SUGGESTING there is still plenty of energy left in the UK housing market, figures out yesterday morning indicate whilst houses dropped on average in September, overall the market is performing to forecasts for 2018 and that average annualised growth is still evident.

The latest house price index from one of the UK’s biggest lenders, Halifax, points to an annual rate of house price growth at 2.5 per cent in September, although prices on average dropped by 1.4 per cent on the previous month, leaving the average property price standing at £225,995.

But beneath the relatively sanguine overall picture, the disparity between regional markets is becoming ever more evident.

Brian Murphy, Head of Lending for Mortgage Advice Bureau observed that: “Although at topline level, whilst the market appears to be performing well within market expectations, the headline figure does somewhat mask what’s going on underneath.

“As has been the case since the start of 2018, a two-tier market is still very much in place, with areas such as the East and West Midlands and Yorkshire and the Humber seeing very buoyant markets with some deals being agreed within weeks, if not days.

“However, in London and its commuter belt, most discretionary movers are currently taking a ‘wait and see’ approach in terms of the current economic and political climate, leaving only those for whom a move is essential to transact. This is impacting both stock levels and prices.”

Jeremy Leaf, north London estate agent and a former RICS residential chairman, is similarly cautious and added: “After last month’s rather mixed bag, there is still no clear direction with house price growth continuing to slow.

“Sluggish transactional activity is bad for the property market but much worse for the economy.
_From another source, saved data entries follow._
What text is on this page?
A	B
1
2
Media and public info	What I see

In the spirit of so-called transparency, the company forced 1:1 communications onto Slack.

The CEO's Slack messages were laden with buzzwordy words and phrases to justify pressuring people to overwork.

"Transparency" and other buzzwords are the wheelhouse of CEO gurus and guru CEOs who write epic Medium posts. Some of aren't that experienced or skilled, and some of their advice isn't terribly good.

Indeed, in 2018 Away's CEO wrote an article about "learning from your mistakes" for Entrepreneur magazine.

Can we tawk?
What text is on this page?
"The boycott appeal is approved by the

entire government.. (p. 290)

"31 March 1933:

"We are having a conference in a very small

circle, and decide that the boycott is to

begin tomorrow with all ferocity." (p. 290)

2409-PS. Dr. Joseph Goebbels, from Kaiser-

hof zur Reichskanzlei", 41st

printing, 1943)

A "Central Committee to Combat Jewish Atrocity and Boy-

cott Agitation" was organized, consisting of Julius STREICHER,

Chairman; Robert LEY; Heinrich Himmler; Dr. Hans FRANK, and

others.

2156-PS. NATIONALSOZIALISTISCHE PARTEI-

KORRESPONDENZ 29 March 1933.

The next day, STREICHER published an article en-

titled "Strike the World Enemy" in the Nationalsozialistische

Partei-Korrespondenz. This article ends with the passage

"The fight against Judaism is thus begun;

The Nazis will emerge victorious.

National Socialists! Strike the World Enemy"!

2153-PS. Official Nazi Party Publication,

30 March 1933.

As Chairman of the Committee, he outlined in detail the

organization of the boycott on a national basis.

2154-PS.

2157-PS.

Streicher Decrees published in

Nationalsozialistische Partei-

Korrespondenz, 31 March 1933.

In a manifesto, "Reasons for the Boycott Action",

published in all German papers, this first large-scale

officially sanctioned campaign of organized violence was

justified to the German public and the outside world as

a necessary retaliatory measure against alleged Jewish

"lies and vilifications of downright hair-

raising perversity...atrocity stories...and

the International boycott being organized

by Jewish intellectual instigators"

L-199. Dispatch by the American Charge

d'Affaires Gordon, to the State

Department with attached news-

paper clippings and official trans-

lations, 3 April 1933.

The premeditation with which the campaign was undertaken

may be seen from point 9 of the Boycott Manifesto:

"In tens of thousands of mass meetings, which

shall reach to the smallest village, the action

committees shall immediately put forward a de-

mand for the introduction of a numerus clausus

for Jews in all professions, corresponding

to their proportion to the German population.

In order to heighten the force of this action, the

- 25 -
On the ground, sellers have not shrugged off Brexit concerns to put their properties on the market to sell in sufficient numbers to make a difference.

“However, buyer interest has improved in what remains more of a needs-driven market since people return from a protracted summer break.”

However, others are slightly more upbeat about yesterday’s report. Mike Scott, chief property analyst at online estate agent Yopa said of the monthly drop in average property price: “This is likely to be a short-term blip, since the annual rate of growth is still 2.5 per cent, and other housing market indicators are looking positive.